4. Wall Street people know a lot—but never enough to be useful. Wall Street is full of analysts and fund managers whose job it is to generate opinions. And while they know a lot, the events of this year highlight the reality that no one can truly know everything. This is true on a macro level, as we saw when a virus came out of nowhere and wreaked havoc on the economy. And it’s true on a micro level, as we’ve witnessed most recently when an obscure technology company called SolarWinds (SWI) turned out to have been the weak link in enabling a massive hack against U.S. government systems. Prior to this news, any analyst looking at SWI would have seen a strong, growing business. Revenue had more than doubled over the past five years, and the stock had been flying, up 27% this year. But no one—other than the hackers—knew about this risk below the surface. As a result of this unpleasant surprise, when the hack was revealed, the stock fell 40% almost overnight. The lesson: I often feel like a broken record when I say that no one has a crystal ball. But it bears repeating. Whether it’s a virus or a hack or any other unexpected event, the only thing you can count on is that unexpected things will continue to happen. The lesson: If you want to listen to forecasters, that’s fine, but recognize that it’s largely just info-tainment and doesn’t contain the information you’d really want to know.
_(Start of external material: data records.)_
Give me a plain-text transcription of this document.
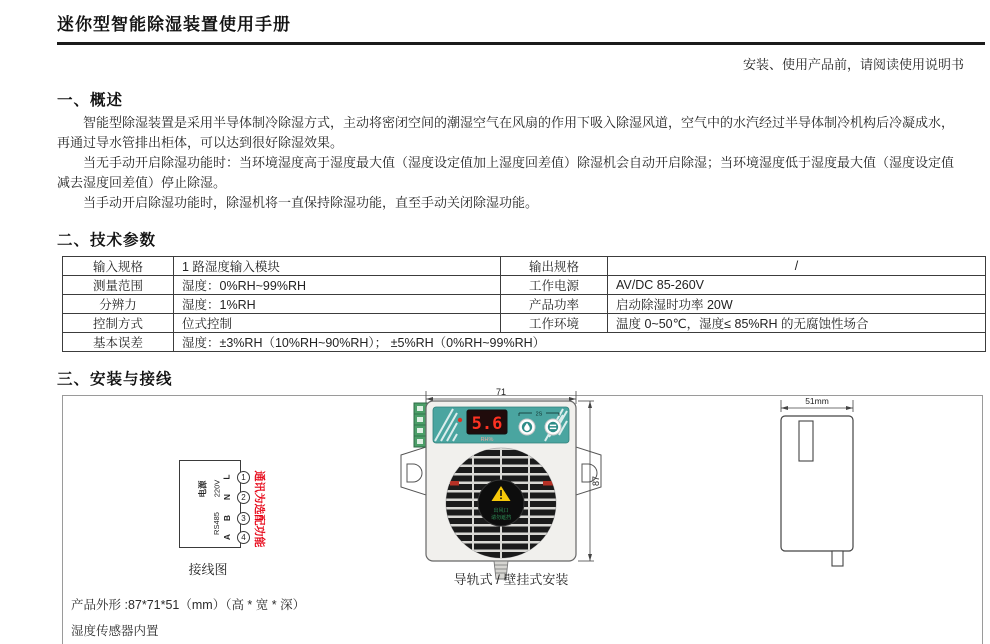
迷你型智能除湿装置使用手册
安装、使用产品前，请阅读使用说明书
一、概述

智能型除湿装置是采用半导体制冷除湿方式，主动将密闭空间的潮湿空气在风扇的作用下吸入除湿风道，空气中的水汽经过半导体制冷机构后冷凝成水，再通过导水管排出柜体，可以达到很好除湿效果。

当无手动开启除湿功能时：当环境湿度高于湿度最大值（湿度设定值加上湿度回差值）除湿机会自动开启除湿；当环境湿度低于湿度最大值（湿度设定值减去湿度回差值）停止除湿。

当手动开启除湿功能时，除湿机将一直保持除湿功能，直至手动关闭除湿功能。

二、技术参数
输入规格	1 路湿度输入模块	输出规格	/
测量范围	湿度：0%RH~99%RH	工作电源	AV/DC 85-260V
分辨力	湿度：1%RH	产品功率	启动除湿时功率 20W
控制方式	位式控制	工作环境	温度 0~50℃，湿度≤ 85%RH 的无腐蚀性场合
基本误差	湿度：±3%RH（10%RH~90%RH）； ±5%RH（0%RH~99%RH）		
三、安装与接线
1
2
3
4
L
N
B
A
220V
电源
RS485	通讯为选配功能
接线图
71
5.6
RH%
2S
出风口
请勿遮挡
87
导轨式 / 壁挂式安装
51mm
产品外形 :87*71*51（mm）（高 * 宽 * 深）
湿度传感器内置
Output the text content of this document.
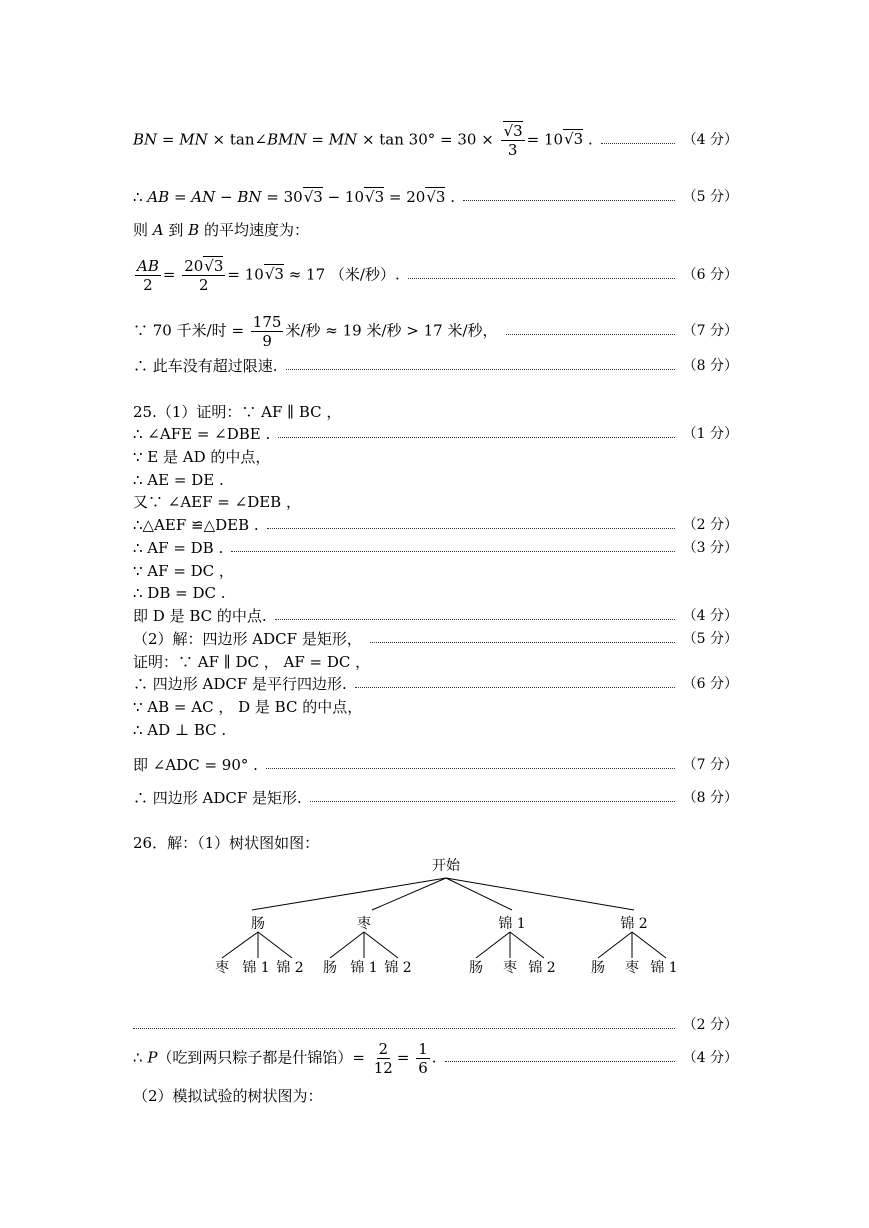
BN = MN × tan∠BMN = MN × tan 30° = 30 ×
√ $\frac{3}{3} = 10√$ 3 .	（4 分）
∴ AB = AN − BN = 30√ 3 − 10√ 3 = 20√ 3 .	（5 分）
则 A 到 B 的平均速度为：
$\frac{AB}{2} = \frac{20√ 3}{2} = 10√$ 3 ≈ 17 （米/秒）.	（6 分）
∵ 70 千米/时 = $\frac{175}{9}$ 米/秒 ≈ 19 米/秒 > 17 米/秒，	（7 分）
∴ 此车没有超过限速.	（8 分）
25.（1）证明：∵ AF ∥ BC ，
∴ ∠AFE = ∠DBE .	（1 分）
∵ E 是 AD 的中点，
∴ AE = DE .
又∵ ∠AEF = ∠DEB ，
∴△AEF ≌△DEB .	（2 分）
∴ AF = DB .	（3 分）
∵ AF = DC ，
∴ DB = DC .
即 D 是 BC 的中点.	（4 分）
（2）解：四边形 ADCF 是矩形，	（5 分）
证明：∵ AF ∥ DC ， AF = DC ，
∴ 四边形 ADCF 是平行四边形.	（6 分）
∵ AB = AC ， D 是 BC 的中点，
∴ AD ⊥ BC .
即 ∠ADC = 90° .	（7 分）
∴ 四边形 ADCF 是矩形.	（8 分）
26．解：（1）树状图如图：
开始
肠	枣	锦 1	锦 2
枣 锦 1 锦 2 肠 锦 1 锦 2	肠 枣 锦 2	肠 枣 锦 1
（2 分）
∴ P（吃到两只粽子都是什锦馅）= $\frac{2}{12} = \frac{1}{6}$ .	（4 分）
（2）模拟试验的树状图为：
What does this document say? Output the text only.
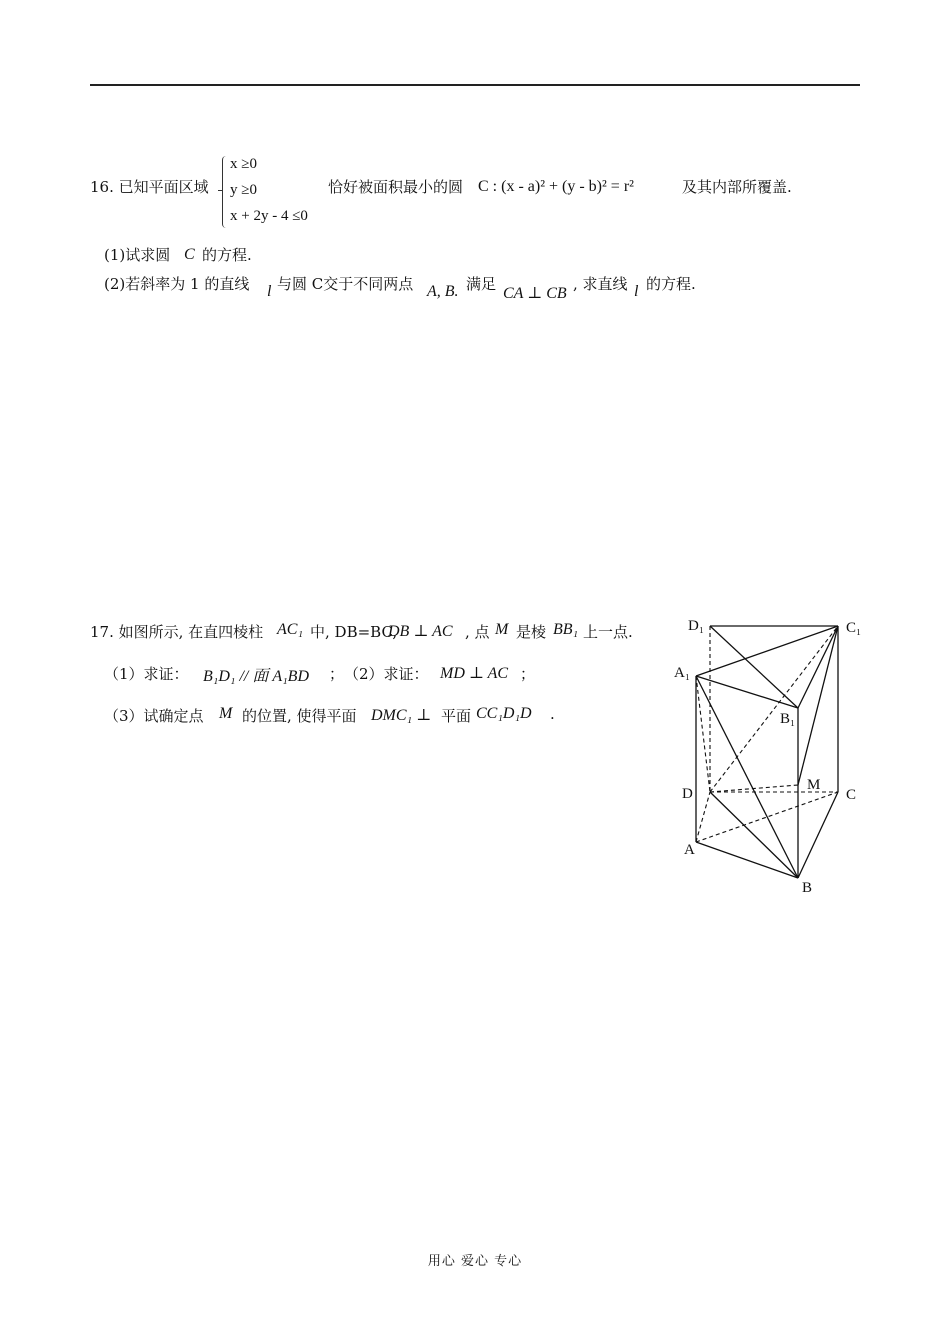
16. 已知平面区域
x ≥0
y ≥0
x + 2y - 4 ≤0
恰好被面积最小的圆 C : (x - a)² + (y - b)² = r²	及其内部所覆盖.
(1)试求圆 C 的方程.
(2)若斜率为 1 的直线 l 与圆 C交于不同两点 A, B. 满足
CA ⊥ CB
, 求直线 l 的方程.
17. 如图所示, 在直四棱柱 AC₁ 中, DB=BC,
DB ⊥ AC , 点 M 是棱 BB₁ 上一点.
（1）求证： B₁D₁ // 面 A₁BD ； （2）求证： MD ⊥ AC ；
（3）试确定点 M 的位置, 使得平面 DMC₁ ⊥ 平面 CC₁D₁D .
D₁	C₁
A₁
B₁
D
M
C
A
B
用心 爱心 专心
5. Once-in-a-blue-moon events should be rare—but occur pretty frequently. In his book When Genius Failed, Roger Lowenstein chronicles the blow-up of the hedge fund Long-Term Capital Management. How did a group of geniuses, including two Nobel Prize winners, fail so spectacularly? Long-Term Capital had built its trading strategy on a set of carefully-researched statistical assumptions. But, Lowenstein writes, “They had forgotten the human factor.” They ignored the reality that market behavior doesn’t fit neatly into standard statistical models. Extreme price movements occur much more frequently than the normal distribution would predict. The lesson: When you’re building a portfolio, you should build in plenty of margin for error. Spreadsheets can only take you so far. But since they can’t predict viruses or hacks or anything else, it’s okay to be—and indeed you probably want to be—more conservative than the numbers would suggest.